18 Sep 2020

Internals of expandfile

This note describes how expandfile is implemented and how its parts can be used.

Application

The expandfile application is written in the Perl language. It is about 75 lines of Perl code. (Perl is provided with Mac and Unix systems and is available for Windows.)

expandfile uses a Perl module expandfile.pm that does most of the work. It is about 1500 lines. expandfile.pm exports three functions:

expandfile.pm uses a Perl module readbindsql.pm that it uses for processing loops over MySQL queries. It uses DBI and DBD::mysql.
expandfile.pm uses a Perl module readbindxml.pm that it uses for processing loops over XML files. It uses XML::LibXML
expandfile.pm also uses Perl modules LWP::Simple and Term::AnsiColor. These modules are usually installed with Perl.

expandfile is open source, MIT license, available on GitHub.

Using expandfile for File Transformation

I primarily use the expandfile application to generate static HTML pages from HTMX templates, as described in Multics Website Features. At times I also use the expandfile application to expand other kinds of templates, for example to convert data to new formats, or to automate conversion and report generation processes by invoking the *shell builtin to invoke command lines.

Using &expandstring() for Other HTML Production

I have written a few CGI programs, executed by a web server, that invoke expandfile::&expandstring() to generate dynamic HTML pages or data conversions, for example, mail sending and signup forms.

I have also written Perl programs that invoke expandfile::&expandstring() to generate static picture gallery HTML pages.

How expandfile Works

Processing

Known Bugs

Because I wrote the program, it works fine for me. There are a few areas where doing something not allowed by expandfile produces a poor or unhelpful error message, but I avoid these mistakes. One error I noticed is a very unhelpful message if you have an unbalanced quote in a COMMENT. (This happens because the quote processing happens before builtin functions (such as comment) are executed.) I make this mistake very rarely, and I don't see an easy fix without a lot of work, and changing the language.

Testing Expandfile

Test Suite

I built a set of smoke tests that I use after changes to expandfile.pm: about 70% of the language features are exercised. The tests are driven by a shell script that runs the tests and compares actual output to expected output. There is also the beginning of a test for the macros in htmxlib.htmi, which tries many of the possible cases for image-generation macros. Much more work would be required to turn this set of tests into a thorough test library. These tests are in a directory bin/testexpandfile.

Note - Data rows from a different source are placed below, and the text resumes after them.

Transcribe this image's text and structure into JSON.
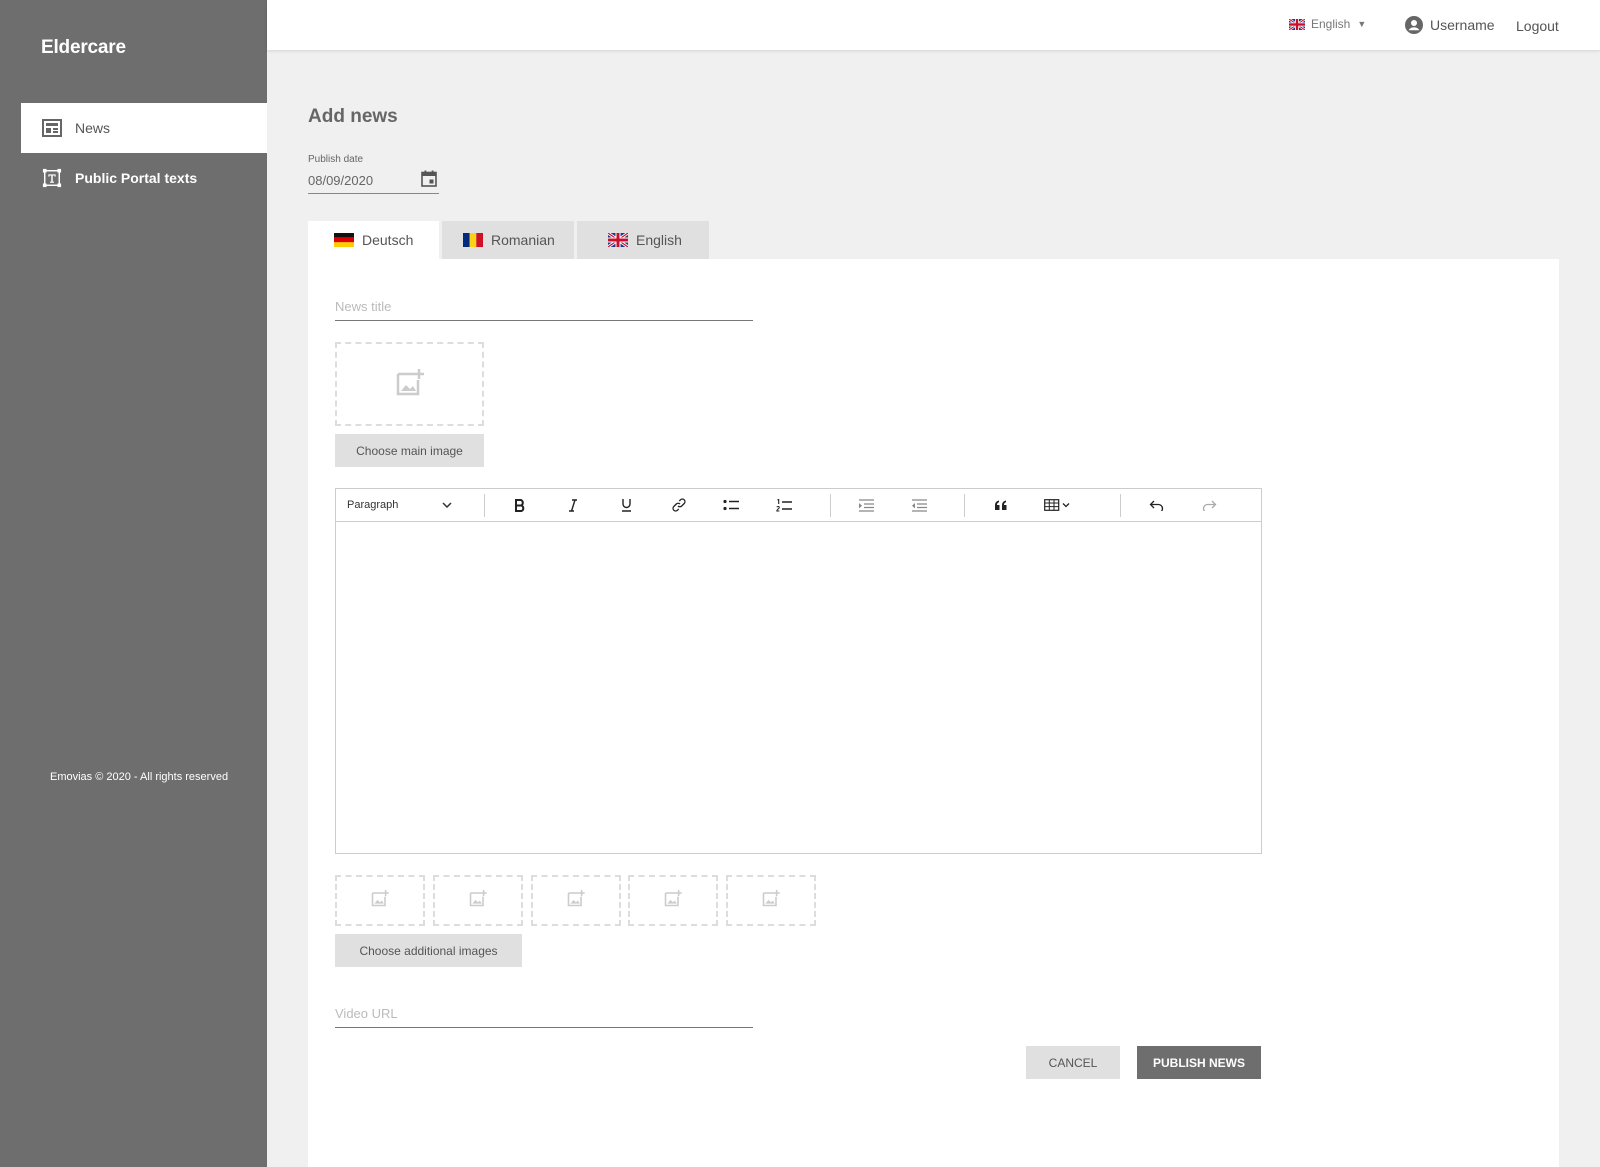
{
  "app": {
    "brand": "Eldercare"
  },
  "sidebar": {
    "items": [
      {
        "label": "News",
        "icon": "news-icon",
        "active": true
      },
      {
        "label": "Public Portal texts",
        "icon": "text-frame-icon",
        "active": false
      }
    ],
    "footer": "Emovias © 2020 - All rights reserved"
  },
  "topbar": {
    "language": "English",
    "username": "Username",
    "logout": "Logout"
  },
  "page": {
    "title": "Add news",
    "publish_date_label": "Publish date",
    "publish_date_value": "08/09/2020"
  },
  "tabs": [
    {
      "label": "Deutsch",
      "flag": "de-flag-icon",
      "active": true
    },
    {
      "label": "Romanian",
      "flag": "ro-flag-icon",
      "active": false
    },
    {
      "label": "English",
      "flag": "uk-flag-icon",
      "active": false
    }
  ],
  "form": {
    "news_title_placeholder": "News title",
    "choose_main_image": "Choose main image",
    "editor_block_format": "Paragraph",
    "choose_additional_images": "Choose additional images",
    "video_url_placeholder": "Video URL",
    "cancel": "CANCEL",
    "publish": "PUBLISH NEWS"
  },
  "colors": {
    "sidebar_bg": "#6e6e6e",
    "page_bg": "#f0f0f0",
    "primary_button": "#6e6e6e"
  }
}
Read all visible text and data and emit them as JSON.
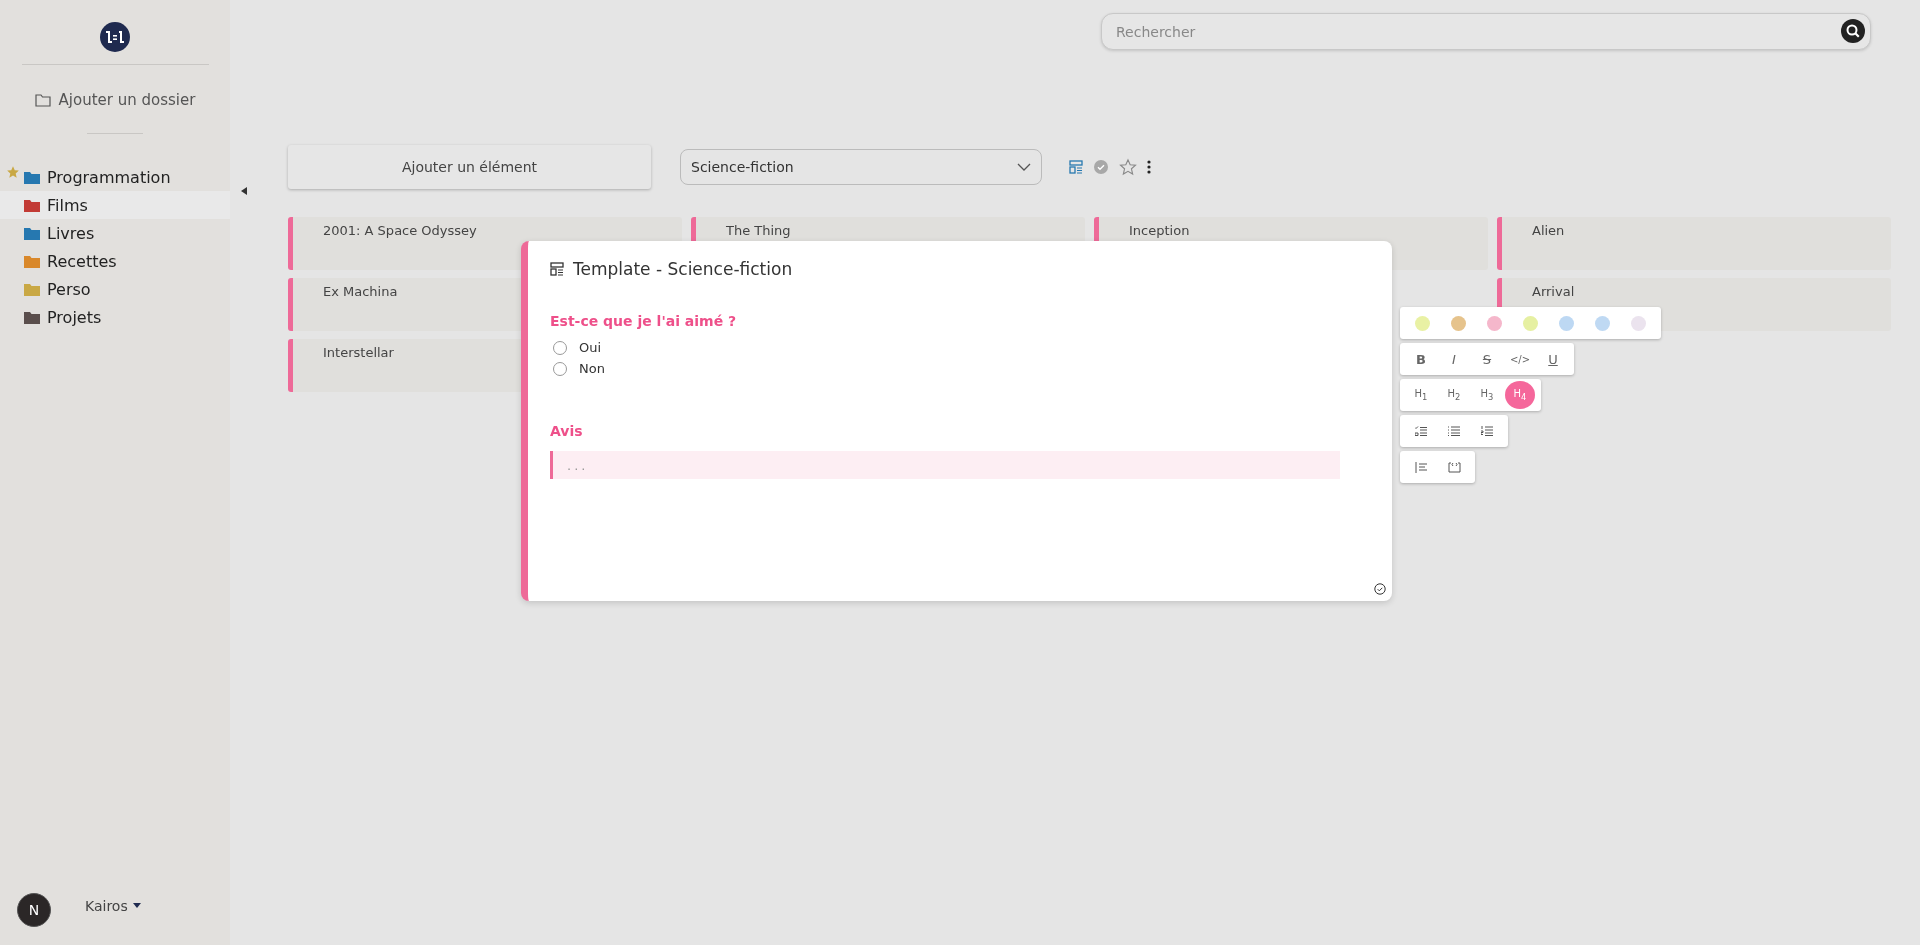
{
  "sidebar": {
    "add_folder": "Ajouter un dossier",
    "folders": [
      {
        "label": "Programmation",
        "color": "#2678b0",
        "selected": false,
        "favorite": true
      },
      {
        "label": "Films",
        "color": "#c23b35",
        "selected": true,
        "favorite": false
      },
      {
        "label": "Livres",
        "color": "#2678b0",
        "selected": false,
        "favorite": false
      },
      {
        "label": "Recettes",
        "color": "#d9882a",
        "selected": false,
        "favorite": false
      },
      {
        "label": "Perso",
        "color": "#c9a844",
        "selected": false,
        "favorite": false
      },
      {
        "label": "Projets",
        "color": "#5a4e4c",
        "selected": false,
        "favorite": false
      }
    ],
    "user": {
      "initial": "N",
      "name": "Kairos"
    }
  },
  "search": {
    "placeholder": "Rechercher"
  },
  "toolbar": {
    "add_button": "Ajouter un élément",
    "template_select": "Science-fiction",
    "done": true,
    "favorite": false
  },
  "columns": [
    {
      "cards": [
        {
          "title": "2001: A Space Odyssey"
        },
        {
          "title": "Ex Machina"
        },
        {
          "title": "Interstellar"
        }
      ]
    },
    {
      "cards": [
        {
          "title": "The Thing"
        }
      ]
    },
    {
      "cards": [
        {
          "title": "Inception"
        }
      ]
    },
    {
      "cards": [
        {
          "title": "Alien"
        },
        {
          "title": "Arrival"
        }
      ]
    }
  ],
  "modal": {
    "title": "Template -  Science-fiction",
    "question": {
      "label": "Est-ce que je l'ai aimé ?",
      "options": [
        {
          "label": "Oui",
          "selected": false
        },
        {
          "label": "Non",
          "selected": false
        }
      ]
    },
    "review": {
      "label": "Avis",
      "placeholder": "..."
    }
  },
  "format_toolbar": {
    "colors": [
      {
        "color": "#e9f1a4"
      },
      {
        "color": "#e6c38c"
      },
      {
        "color": "#f5b7cb"
      },
      {
        "color": "#e6f0a2"
      },
      {
        "color": "#bdd8f3"
      },
      {
        "color": "#bfd9f3"
      },
      {
        "color": "#ebe3ee"
      }
    ],
    "marks": [
      {
        "kind": "bold",
        "label": "B"
      },
      {
        "kind": "italic",
        "label": "I"
      },
      {
        "kind": "strike",
        "label": "S"
      },
      {
        "kind": "code",
        "label": "</>"
      },
      {
        "kind": "underline",
        "label": "U"
      }
    ],
    "headings": [
      {
        "label": "H$_{1}$",
        "selected": false
      },
      {
        "label": "H$_{2}$",
        "selected": false
      },
      {
        "label": "H$_{3}$",
        "selected": false
      },
      {
        "label": "H$_{4}$",
        "selected": true
      }
    ],
    "lists": [
      {
        "kind": "checklist"
      },
      {
        "kind": "bullets"
      },
      {
        "kind": "numbered"
      }
    ],
    "blocks": [
      {
        "kind": "quote"
      },
      {
        "kind": "codeblock"
      }
    ]
  }
}
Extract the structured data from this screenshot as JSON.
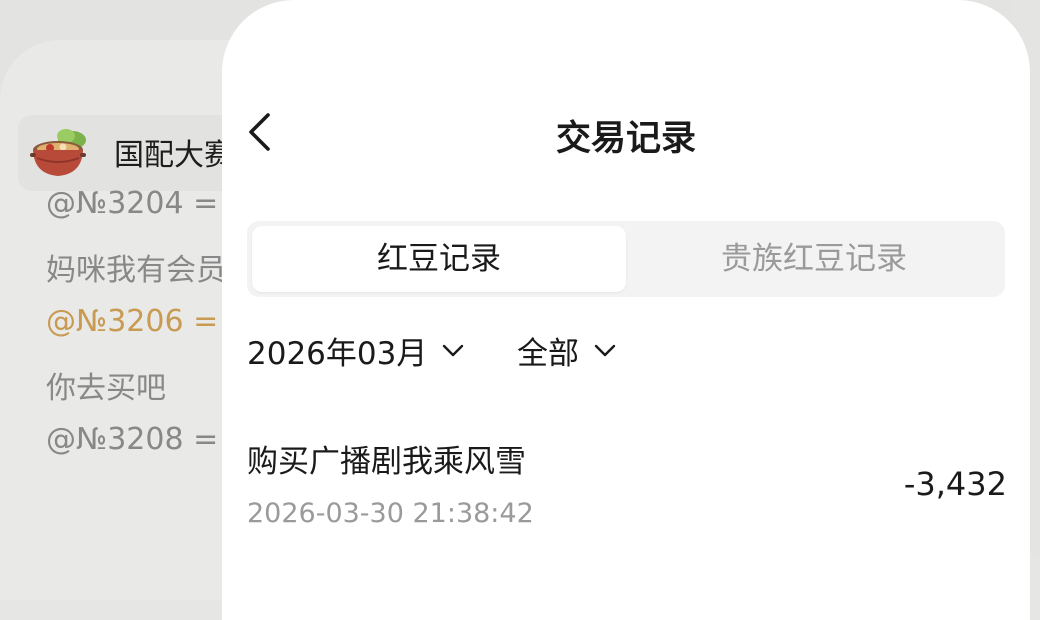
{
  "background_chat": {
    "group_name": "国配大赛",
    "avatar_icon": "hotpot-icon",
    "messages": [
      {
        "text": "@№3204 =",
        "highlight": false
      },
      {
        "text": "妈咪我有会员",
        "highlight": false
      },
      {
        "text": "@№3206 =",
        "highlight": true
      },
      {
        "text": "你去买吧",
        "highlight": false
      },
      {
        "text": "@№3208 =",
        "highlight": false
      }
    ],
    "highlight_color": "#c99a52"
  },
  "sheet": {
    "back_icon": "chevron-left-icon",
    "title": "交易记录",
    "tabs": [
      {
        "label": "红豆记录",
        "active": true
      },
      {
        "label": "贵族红豆记录",
        "active": false
      }
    ],
    "filters": {
      "month": "2026年03月",
      "category": "全部",
      "chevron_icon": "chevron-down-icon"
    },
    "transactions": [
      {
        "title": "购买广播剧我乘风雪",
        "time": "2026-03-30 21:38:42",
        "amount": "-3,432"
      }
    ]
  }
}
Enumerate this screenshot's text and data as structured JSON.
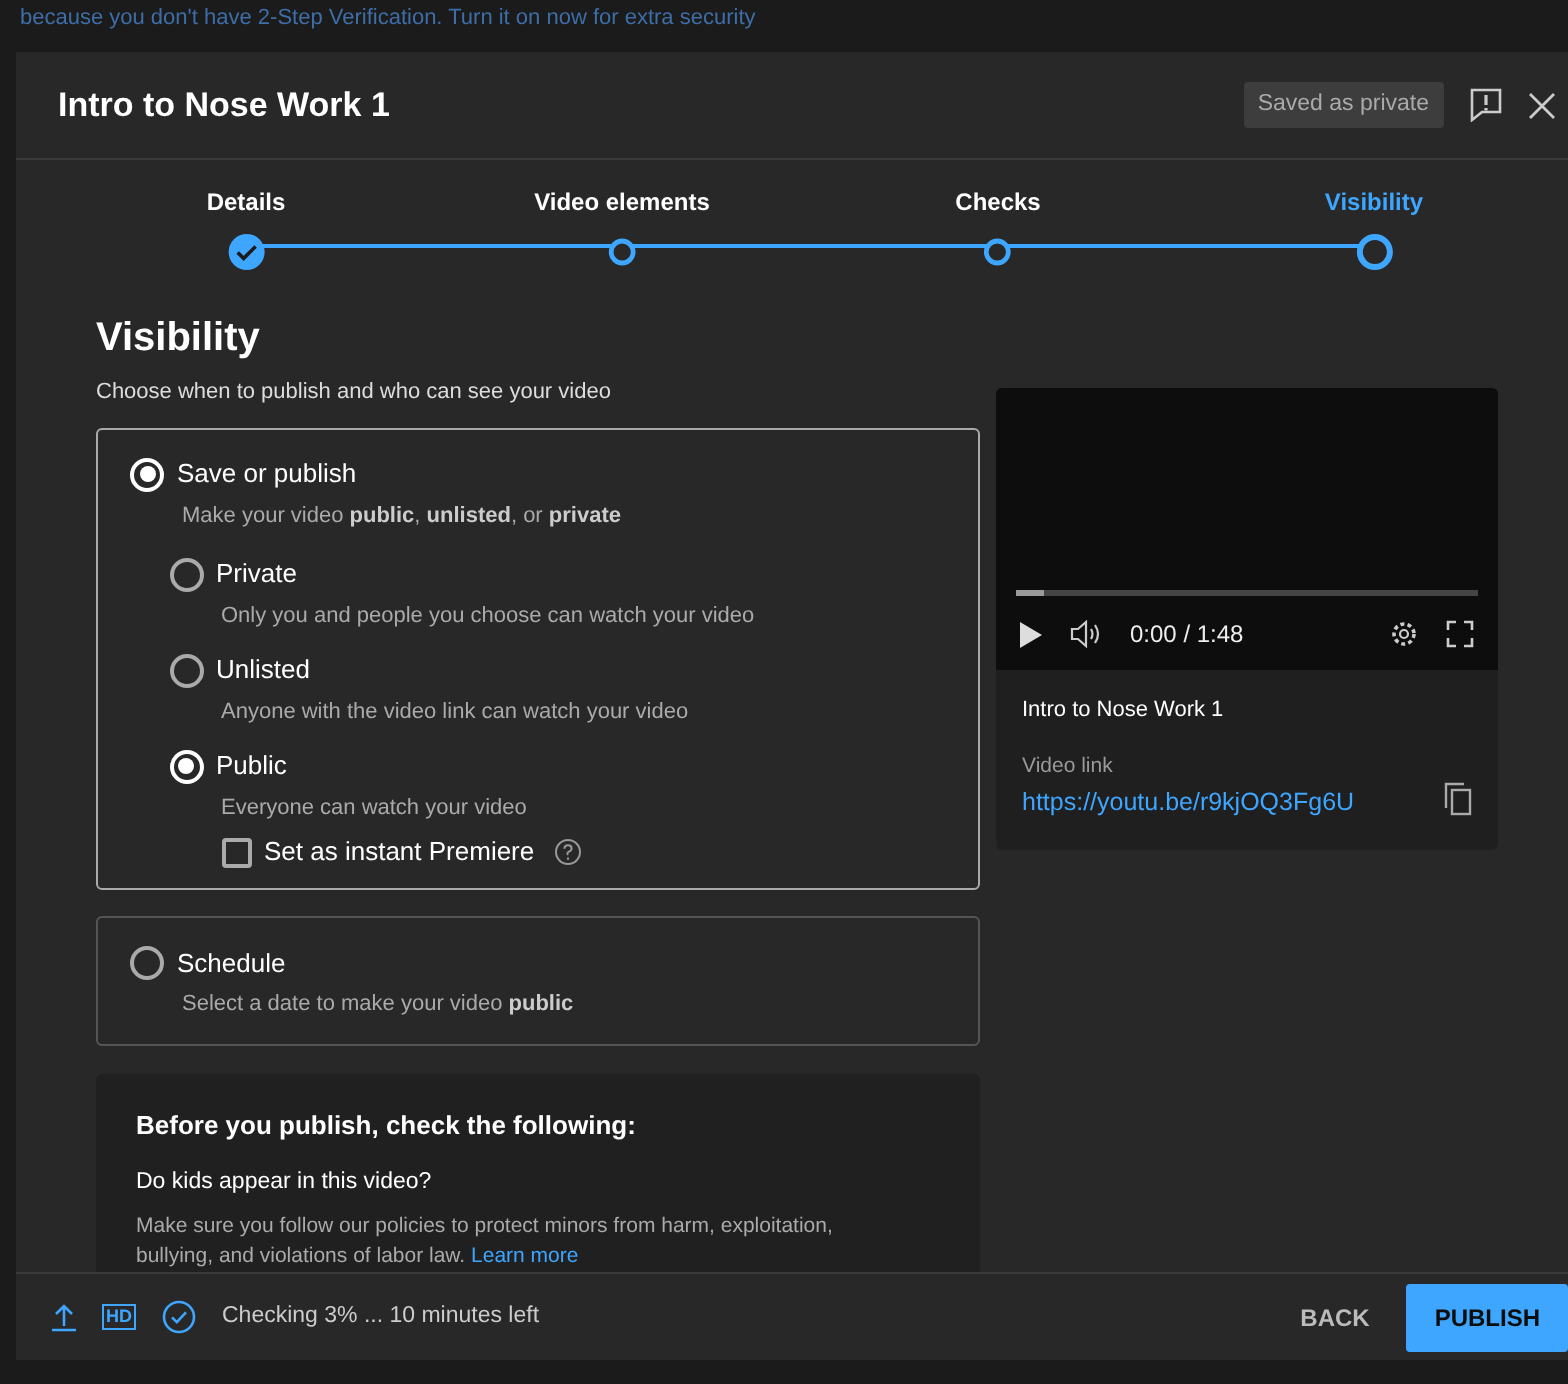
{
  "banner": {
    "text": "because you don't have 2-Step Verification. Turn it on now for extra security"
  },
  "dialog": {
    "title": "Intro to Nose Work 1",
    "save_status": "Saved as private"
  },
  "steps": [
    {
      "label": "Details",
      "done": true,
      "selected": false
    },
    {
      "label": "Video elements",
      "done": false,
      "selected": false
    },
    {
      "label": "Checks",
      "done": false,
      "selected": false
    },
    {
      "label": "Visibility",
      "done": false,
      "selected": true
    }
  ],
  "visibility": {
    "heading": "Visibility",
    "subtitle": "Choose when to publish and who can see your video",
    "save_or_publish": {
      "label": "Save or publish",
      "description": "Make your video **public**, **unlisted**, or **private**",
      "selected": true,
      "options": [
        {
          "label": "Private",
          "description": "Only you and people you choose can watch your video",
          "selected": false
        },
        {
          "label": "Unlisted",
          "description": "Anyone with the video link can watch your video",
          "selected": false
        },
        {
          "label": "Public",
          "description": "Everyone can watch your video",
          "selected": true
        }
      ],
      "premiere": {
        "label": "Set as instant Premiere",
        "checked": false
      }
    },
    "schedule": {
      "label": "Schedule",
      "description": "Select a date to make your video **public**",
      "selected": false
    },
    "checklist": {
      "title": "Before you publish, check the following:",
      "question": "Do kids appear in this video?",
      "text": "Make sure you follow our policies to protect minors from harm, exploitation, bullying, and violations of labor law.",
      "link": "Learn more"
    }
  },
  "video": {
    "progress": {
      "level": 0.06
    },
    "time": "0:00 / 1:48",
    "title": "Intro to Nose Work 1",
    "link_label": "Video link",
    "url": "https://youtu.be/r9kjOQ3Fg6U"
  },
  "footer": {
    "hd": "HD",
    "status": "Checking 3% ... 10 minutes left",
    "buttons": [
      {
        "label": "BACK",
        "kind": "text"
      },
      {
        "label": "PUBLISH",
        "kind": "primary"
      }
    ]
  }
}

Test Suite Installation and Configuration

Install expandfile and its prerequisites as described in the installation instructions. Install the test suite. Then type the terminal command

  cd bin/testexpandfile; sh setup-config.sh

to set up bin/textexpandfile/config.htmi. If the file is already there, setup-config.sh just shows its date modified. If .my.cnf is available, setup-config.sh will use MySQL configuration values from it.

Running the tests

In the testexpandfile directory, type

  sh test.sh

to run 49 tests of builtin functions, including *csvloop, *sqlloop, *xmlloop, *ssvloop, and *dirloop. This is not comprehensive... when I find time I can add more test cases. The tests display what the builtin returned, and what it was expected to return.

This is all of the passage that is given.